3 Catatan Perbaikan Refleksi Kasus Baiq Nuril
Utama

3 Catatan Perbaikan Refleksi Kasus Baiq Nuril

Perbaikan tersebut dilakukan mulai dari revisi UU ITE, pembaruan hukum acara pidana, hingga evaluasi berkala aparat penegak hukum untuk menjamin terlindungannya korban kekerasan seksual dalam sistem peradilan pidana.

Mochamad Januar Rizki
Bacaan 2 Menit

 

Berkaca dari perjalanan panjang keadilan bagi Baiq Nuril maka MaPPI FHUI dan ICJR menuntut:

  1. Pemerintah dan DPR segera mengkonkretakan wacana revisi untuk perbaikan UU ITE, kesalahan- keselahan UU ITE telah membuat korban yang seharusnya dilindungi justru dikriminalisasi;
  2. Pemerintah dan DPR segera melakukan upaya-upaya untuk mendukung pembaruan hukum acara pidana dalam pembaruan KUHAP yang cenderung lamban direformasi, ketika sistem peradilan pidana bergerak begitu cepat;
  3. Pemerintah, DPR dan Mahkamah Agung dalam kewenangannya masing-masing secara seksama mengambil langkah-langkah untuk mengevaluasi aparat penegak hukum untuk menjamin adanya perspesktif perlindungan korban dalam kasus-kasus yang melibatkan kelompok rentan, seperti perempuan korban kekerasan seksual.

 

Pemerintah Buka Pintu Revisi UU ITE

Menanggapi banyaknya harapan sejumlah pihak terkait kasus yang menimpa Baiq Nuril Maknun, Menteri Hukum dan HAM (Menkumham) Yasonna H. Laoly menyatakan pemerintah membuka diri untuk melakukan revisi kembali terhadap Undang-Undang Nomor 11 Tahun 2008 tentang Informasi dan Transaksi Elektronik (ITE) yang sudah direvisi dengan Undang-Undang (UU) Nomor 19 Tahun 2016 tentang Perubahan Atas Undang-Undang Nomor 11 Tahun 2008 itu.

 

“Jadi ya, saya dan nanti dengan Menkominfo akan duduk bersama untuk melihat, ya untuk revisi  UU ITE tentunya pasti, ini kan kalo kita revisi lagi, kali kedua yang kita revisi,” kata Yasonna seperti dilansir situs Setkab, menjawab wartawan usai menamdampingi Presiden Jokowi menerima Baiq Nuril Maknun, di Istana Kepresidenan Bogor, Jabar, Jumat (2/8) sore.

 

Diakui Menkumham setelah diteliti ada yang harus disempurnakan dari UU ITE itu.
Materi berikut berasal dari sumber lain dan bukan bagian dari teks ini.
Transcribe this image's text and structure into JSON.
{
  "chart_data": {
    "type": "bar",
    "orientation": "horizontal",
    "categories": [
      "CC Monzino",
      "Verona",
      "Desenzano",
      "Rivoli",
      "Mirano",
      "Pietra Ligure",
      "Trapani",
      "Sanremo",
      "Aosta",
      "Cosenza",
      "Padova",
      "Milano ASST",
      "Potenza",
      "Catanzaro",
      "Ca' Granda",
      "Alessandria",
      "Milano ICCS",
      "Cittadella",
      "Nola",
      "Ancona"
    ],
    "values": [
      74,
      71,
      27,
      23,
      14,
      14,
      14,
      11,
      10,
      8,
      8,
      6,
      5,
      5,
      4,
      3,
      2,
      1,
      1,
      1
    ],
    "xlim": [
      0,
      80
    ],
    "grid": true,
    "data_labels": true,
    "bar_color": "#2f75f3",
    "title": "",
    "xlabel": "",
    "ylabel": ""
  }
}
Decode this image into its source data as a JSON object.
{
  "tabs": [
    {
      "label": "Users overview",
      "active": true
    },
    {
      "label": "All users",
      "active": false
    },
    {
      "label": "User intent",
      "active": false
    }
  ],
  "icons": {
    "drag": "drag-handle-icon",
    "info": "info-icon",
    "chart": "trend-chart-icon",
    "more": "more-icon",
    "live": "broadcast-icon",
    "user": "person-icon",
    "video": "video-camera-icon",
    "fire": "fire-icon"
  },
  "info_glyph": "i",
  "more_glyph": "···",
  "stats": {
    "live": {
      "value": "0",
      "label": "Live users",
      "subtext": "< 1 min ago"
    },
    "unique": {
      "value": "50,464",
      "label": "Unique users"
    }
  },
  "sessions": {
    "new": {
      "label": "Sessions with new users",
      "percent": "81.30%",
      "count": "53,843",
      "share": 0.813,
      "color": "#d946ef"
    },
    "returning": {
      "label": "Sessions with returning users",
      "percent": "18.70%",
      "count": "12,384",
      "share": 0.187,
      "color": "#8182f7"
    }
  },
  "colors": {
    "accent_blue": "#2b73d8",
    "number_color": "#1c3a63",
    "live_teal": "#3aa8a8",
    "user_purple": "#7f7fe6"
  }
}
Tetapi ia menegaskan, bukan berarti kita hilangkan karena kalau kita hilangkan juga persoalannya bisa bubar lagi nanti, semua orang bisa pasar bebas, melakukan sesukanya di sosial media apalagi perkembangan terakhir sosial media dengan mudah digunakan untuk merusak karakter orang lain, karakter assassination, maupun hoaks dan lain lain.

 

Yang juga tidak kalah penting, menurut Menkumham, sudah diperlukan segera undang-undang amnesti dan abolisi supaya pedomannya menjadi lebih jelas. Ia menjelaskan, pasca amandemen UUD 1945 Pasal 14 ayat 2 yang memberikan kewenangan kepada presiden untuk memberikan amnesti dan abolisi itu, undang-undangnya belum ada.

 

“Makanya itu harus kita buat supaya ke depannya menjadi jelas prosedur tata cara dan siapa saja yang berhak mengajukan amnesti dan abolisi,” jelas Yasonna.

 

Menkumham menampik kemungkinan hal itu masuk dalam Program Legislasi Nasional (Prolegnas) 2020, karena  rencana undang undang amnesti abolisi  masih dalam tahap studi naskah akademik, tidak mungkin pada tahun ini. “Tidak mungkin dalam periode ini karena DPR akan selesai pada September, tidak akan ngejar nanti akan kita bawa kepada periode selanjutnya,” ujarnya.

 

Demikian juga mengenai revisi UU ITE, menurut Menkumham, tidak mungkin dilakukan sekarang. Namun ia berjanji akan berbicara dengan menteri kementerian terkait supaya disiapkan naskahnya dulu. “Saya akan perintahkan kepala BPHN (Badan Pembinaan Hukum Nasional untuk mulai mengkaji ya,” pungkasnya.